Singing praises of system in harmony

21st July 2000 at 01:00
Simon Midgley meets Nick Stuart, the man in charge of translating Government education theory into practice.

NICK Stuart, the Department for Education and Employment's 57-year-old director general for lifelong learning, has set his heart on creating a society in which it is cool to learn throughout one's life.

"It's about creating a climate in which nobody finds any difficulty in picking up learning at different stages," he said. "It's enabling learning to take place where people feel most comfortable."

The architect of The Learning Age Green Paper has spent the past nine months overseeing the development of The Learning and Skills Council, which will cover all post-16 education and training from next April.

At the beginning of May, Mr Stuart was appointed director general of the department's huge, new Lifelong Learning Directorate - responsible for higher and further education qualifications, youth policy, the Connexions careers service for over-14-year-olds, lifelong learning and adult and work-based training.

He wants continuing education and be recognised as a vital route to acquiring further learning and skills, as well as improving the nation's competitiveness.

Mr Stuart's Harrow School and Oxford University background, as sketched out in his entry in Debrett's People of Today 2000, suggest an upper-crust pedigree.

This is misleading. His father, Douglas Willoughby Stuart, is a former BBC foreign correspondent who created and presented The World Tonight on Radio 4. Nick grew up in India, West Germany, Vienna and America.

He wanted to be a sports reporter, but could not support his family on the wages of a local newspaper journalist.
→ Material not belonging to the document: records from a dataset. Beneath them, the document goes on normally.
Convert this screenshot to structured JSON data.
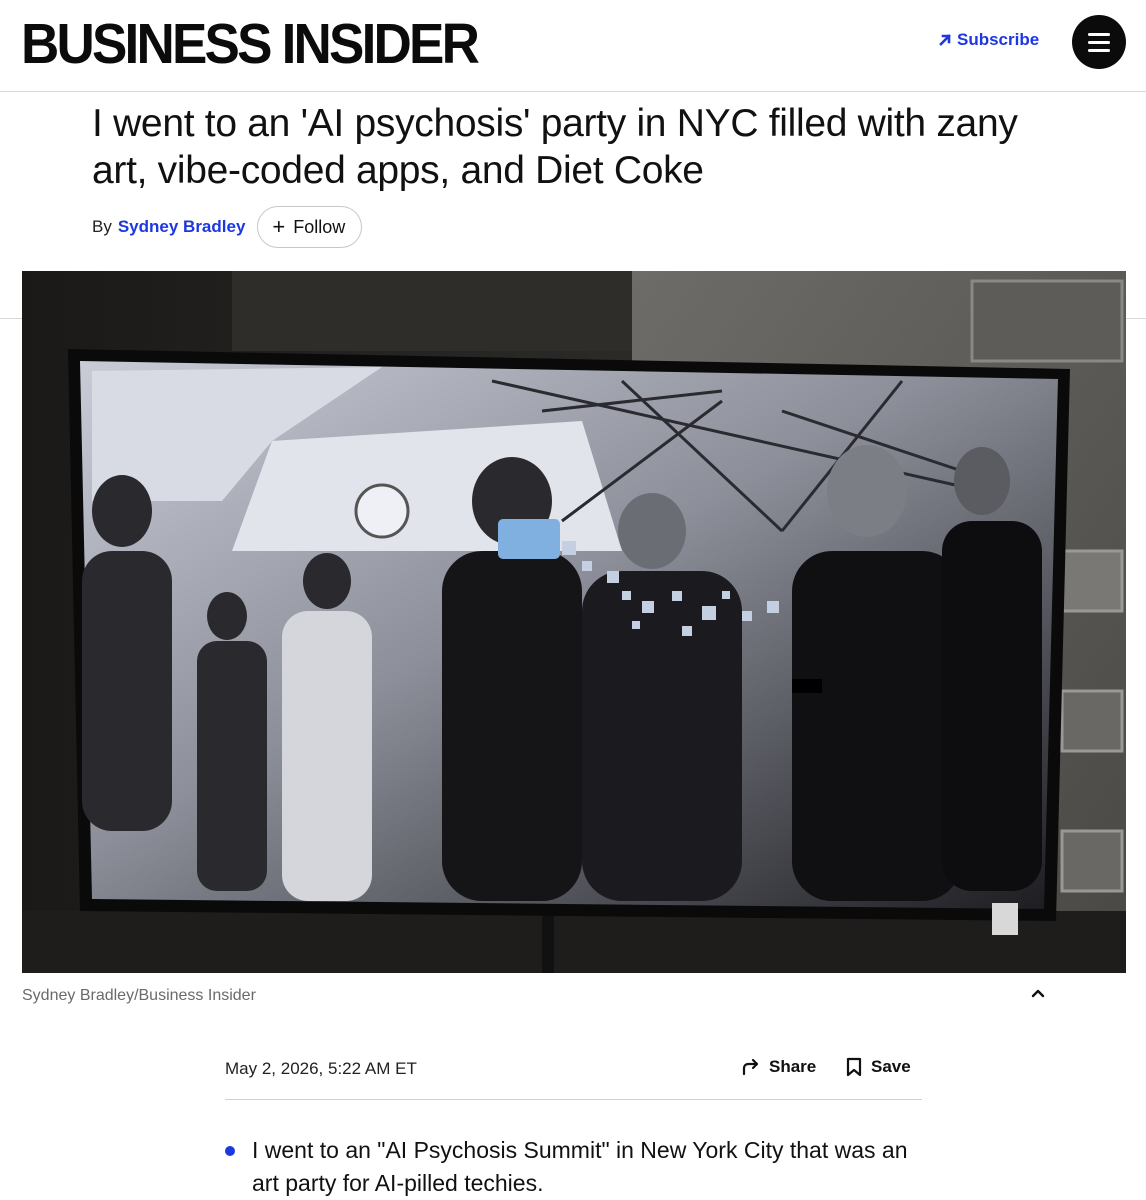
{
  "header": {
    "logo": "BUSINESS INSIDER",
    "subscribe_label": "Subscribe",
    "menu_icon": "hamburger-menu-icon"
  },
  "article": {
    "headline": "I went to an 'AI psychosis' party in NYC filled with zany art, vibe-coded apps, and Diet Coke",
    "by_label": "By",
    "author": "Sydney Bradley",
    "follow_label": "Follow",
    "photo_credit": "Sydney Bradley/Business Insider",
    "date": "May 2, 2026, 5:22 AM ET",
    "share_label": "Share",
    "save_label": "Save",
    "bullets": [
      "I went to an \"AI Psychosis Summit\" in New York City that was an art party for AI-pilled techies."
    ]
  },
  "colors": {
    "accent": "#1d38e0",
    "text": "#111111",
    "muted": "#6a6a6a",
    "menu_bg": "#0b0b0b"
  }
}
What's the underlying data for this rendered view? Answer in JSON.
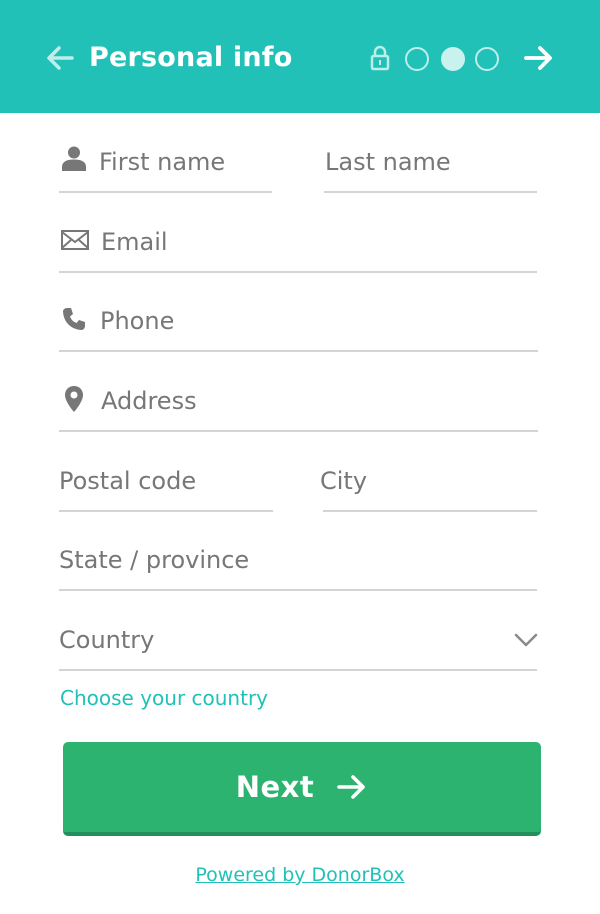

Instead he joined the Department for Education and Science after graduating from Oxford with a degree in modern history in the 1960s.
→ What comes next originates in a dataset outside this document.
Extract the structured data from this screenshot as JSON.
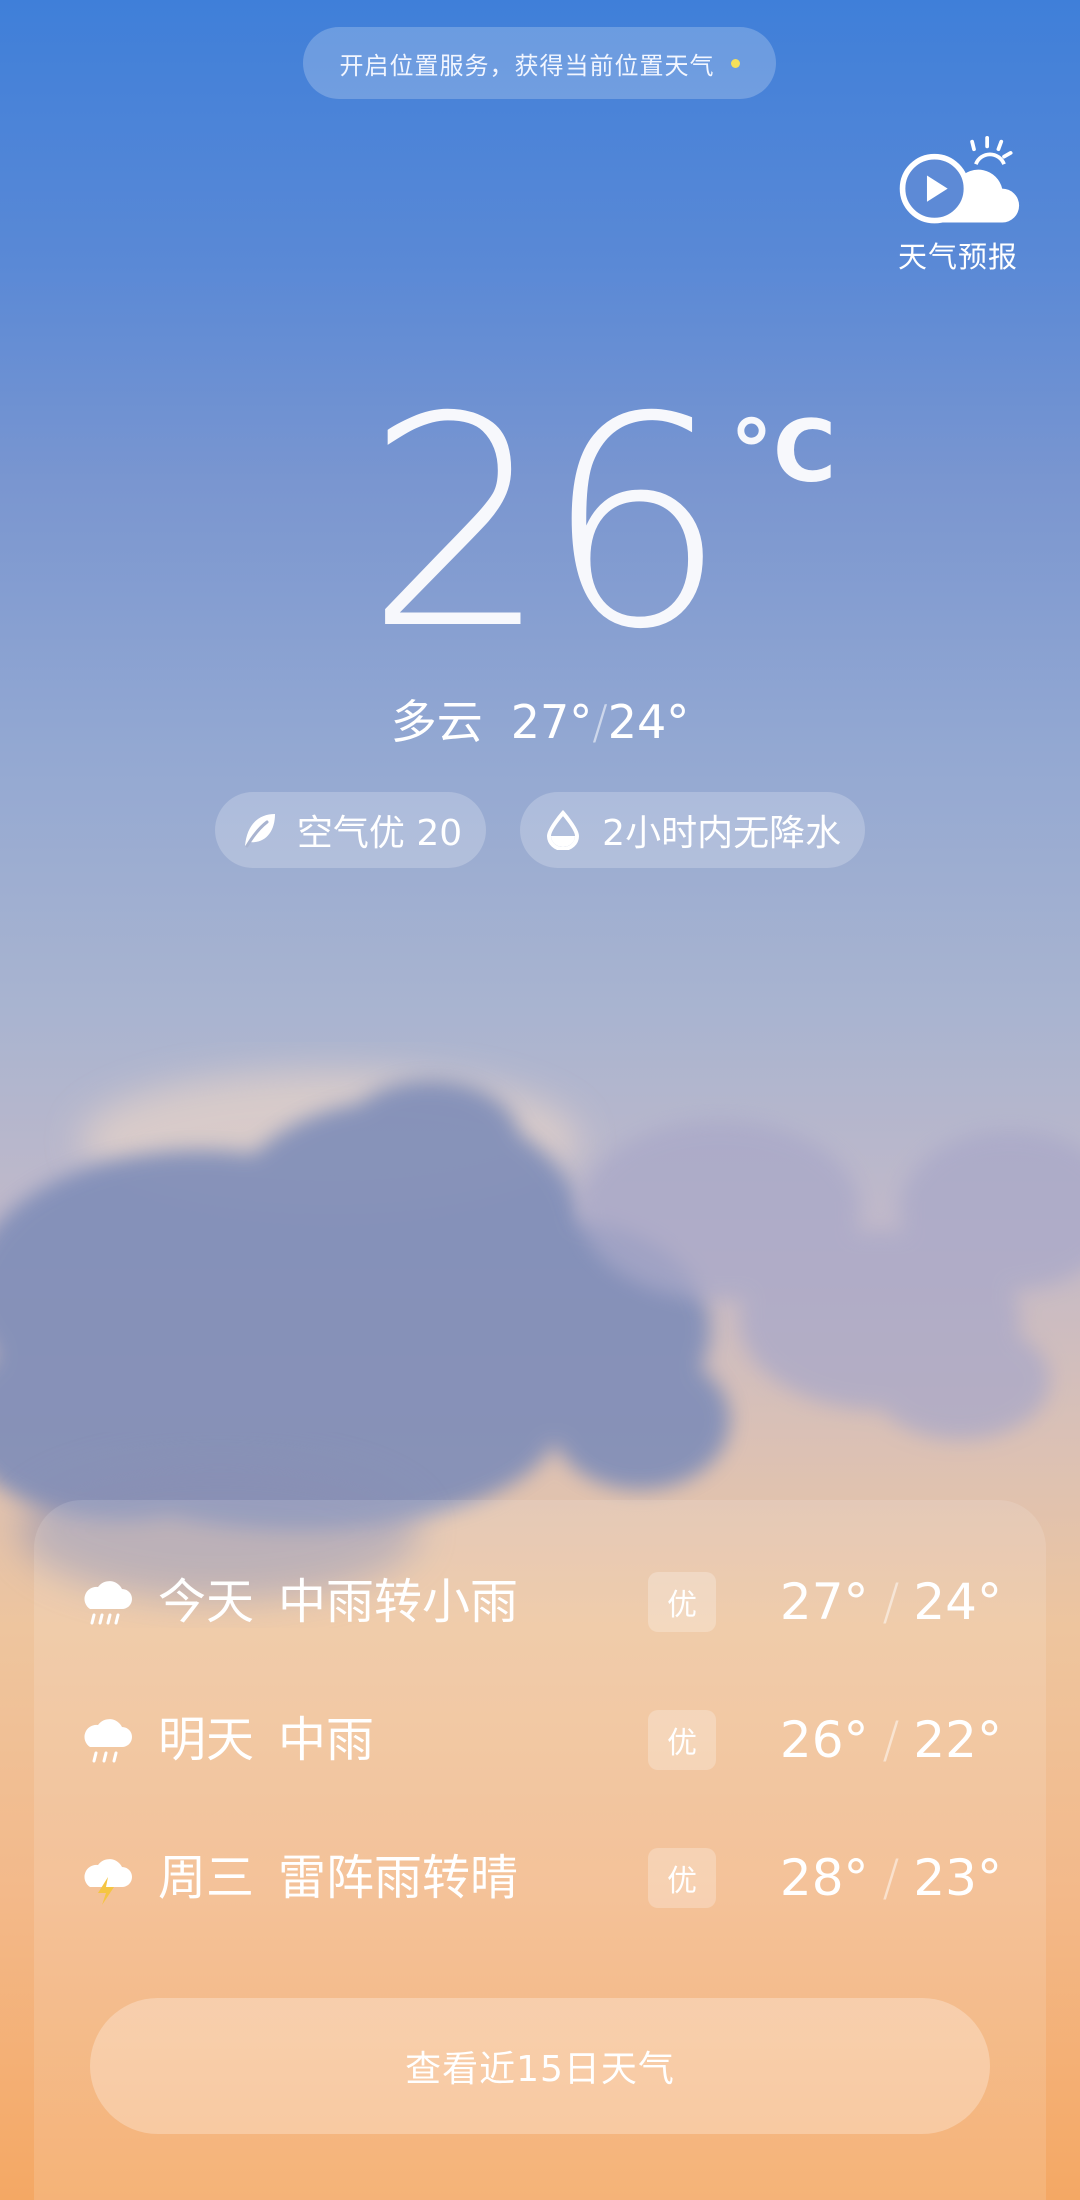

In an interview with The TES last week Mr Stuart, whose hobbies include antiques and growing vegetables, said that further education had been frequently dubbed the Cinderella service, yet it catered for four million people in colleges and another 2 milllion in work-based adult and community traning.

Those people, he added, deserved a quality, well-financed service that was responsive to the needs of individual learners and employers. The new national council and its 47 local subsidiaries will establish a strategy for workforce development, create new opportunities for education and training and raise standards of retention and achievement.

The council's very large agenda included widening access to FE and HE, raising the quality of adult and community education, and equipping young people to make informed education, training and career choices.

Another key challenge is to improve adult literacy and numeracy. "It is a national scandal that 7 million adults are estimated to have the reading skills of an average 11-year-old," Mr Stuart said.

Together, the Learning and Skills Councils and the Small Business Service pilot schemes needed to experiment with new ways of bringing affordable training to people, he said, by providing communal training schemes on industrial estates. The success of David Blunkett's Union Learning Fund in encouraging learning and training among trade unionists was heartening, he said.

For the past year, Mr Stuart has been turning the Learning to Succeed White Paper into the practical legislation embodied in the Learning and Skills Bill. Royal assent is expected at the end of this month. He has also been establishing the new council and overseeing arrangements for winding down the Further Education Council and 72 training and enterprise councils.

He sees the Learning and Skills Council as the final dividend of the merger between employment and education. A single, stronger organisation with the very wide remit of the Learning and Skills Council, he said, will be able to make sure that the system sings in harmony.

"We are very clear that the LSC, both locally and nationally should have a strong business emphasis." Getting the LSC working successfully will be Nick Stuart's final project before he retires in August 2001. Then he intends to build a luxurious 55-ft narrow canal boat, so that he can go gliding through the countryside.